WeWork’s business model could work if it owned the underlying assets (office buildings). However, the company is betting on lease arbitrage — WeWork leases a building long term (3-5+ year lease) then subleases out individual desks and offices short-term, after investing a great deal of money in turning them into WeWork-branded properties (that WeWork does not, in fact, own).
So, while WeWork struggles to get the money to lay off people, it should be considering how it can lay off buildings. By slowing down growth and buying the underlying properties instead of leasing them, these buildings become an asset on the balance sheet instead of a liability, and WeWork’s value also grows with general real estate appreciation.
What this also means is making the decision to end leases and close the offices that aren’t doing well, which will require a brutal ruthlessness and a great deal of negotiation. It’s obvious, but WeWork should find a way out of these leases as soon as humanly possible. This may mean leaving entire markets — or downsizing to the point that they’re not catering to startups above or below a certain size.
This also means that the WeWork’s growth should entirely focus on tier 1 real estate markets only for shared office space (versus private office space). Shared office space makes the most sense where there’s the most amount of liquidity in human capital — which means catering to cities like San Francisco, New York City, and Tokyo. There’s a significant dropoff in Tier 2 cities (e.g. Sacramento, Detroit) — and thus WeWork needs shut down all expansion plans for any city that doesn’t meet a certain liquidity threshold.
It’s time to become a true enterprise company
WeWork’s success comes from office management that’s so good it’s almost invisible – which is why, in my mind, Managed by Q made sense as an acquisition. Much of their recent press has been negative, but their actual product is pretty great for the cost, and a lot of that is the invisible layer of software and people management that it, as a company, has succeeded in refining.

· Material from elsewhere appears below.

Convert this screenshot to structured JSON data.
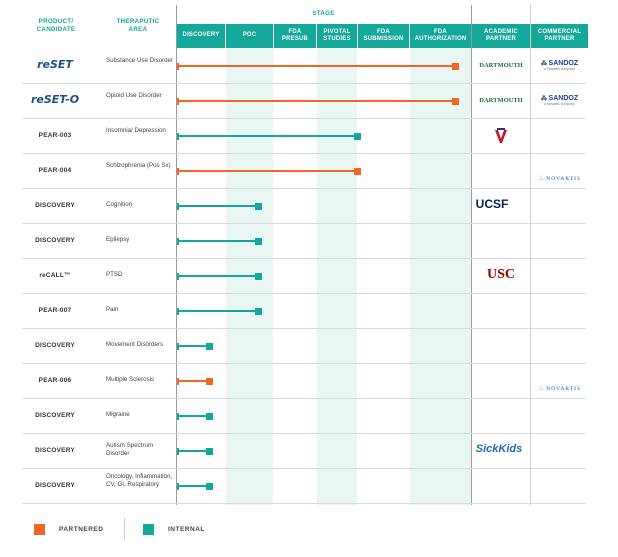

Every mid-market company — even before they reach the level of a Google or Apple — has a facility/workplace management team, and WeWork is perfectly positioned to replace these teams and take over all real estate management.
Encouragingly, WeWork reports that 43 percent of its members are larger companies with more than 500 employees — but what worries me is that even with such a significant member-base of larger companies they’re hemorrhaging money. If the margins don’t fit, they’re not going to stop the bleed.
Having an Airbnb employee as a member in Austin doesn’t make the membership any more “enterprise” than any other member. WeWork often wants to be viewed as a SaaS company — if you want to reap the benefits of SaaS multiples in the financial market, it’s time to go “true” enterprise.
WeWork cannot hesitate
Scott Galloway’s prediction was (at the beginning of October) that WeWork would need to reduce headcount by 80 percent in 60 days. While I can’t speak for the exact financial situation that WeWork is in, I can say that his timing is right – they have to make decisions and take action very, very quickly.
This isn’t (just) about stopping the eye-watering quarterly burn rate. It’s about the long-term positioning of the company beyond this Everest-sized roadbump. Layoffs are a given, and they must be handled empathetically and quickly, so that morale doesn’t simply dwindle to nothing.
Costs must be cut — offices shuttered, layoffs made, prices raised, side-businesses sunset — so that the company can become what it has to be to actually survive, so that We can, in a year’s time, be treated as real.
If WeWork wants to exist in 2020, its executive team has to commit to the fact that it cannot exist as it did in 2019. That business is going to die — it’s simply a question of whether the company chooses to kill it and build something from the remains, or walk away from whatever’s left.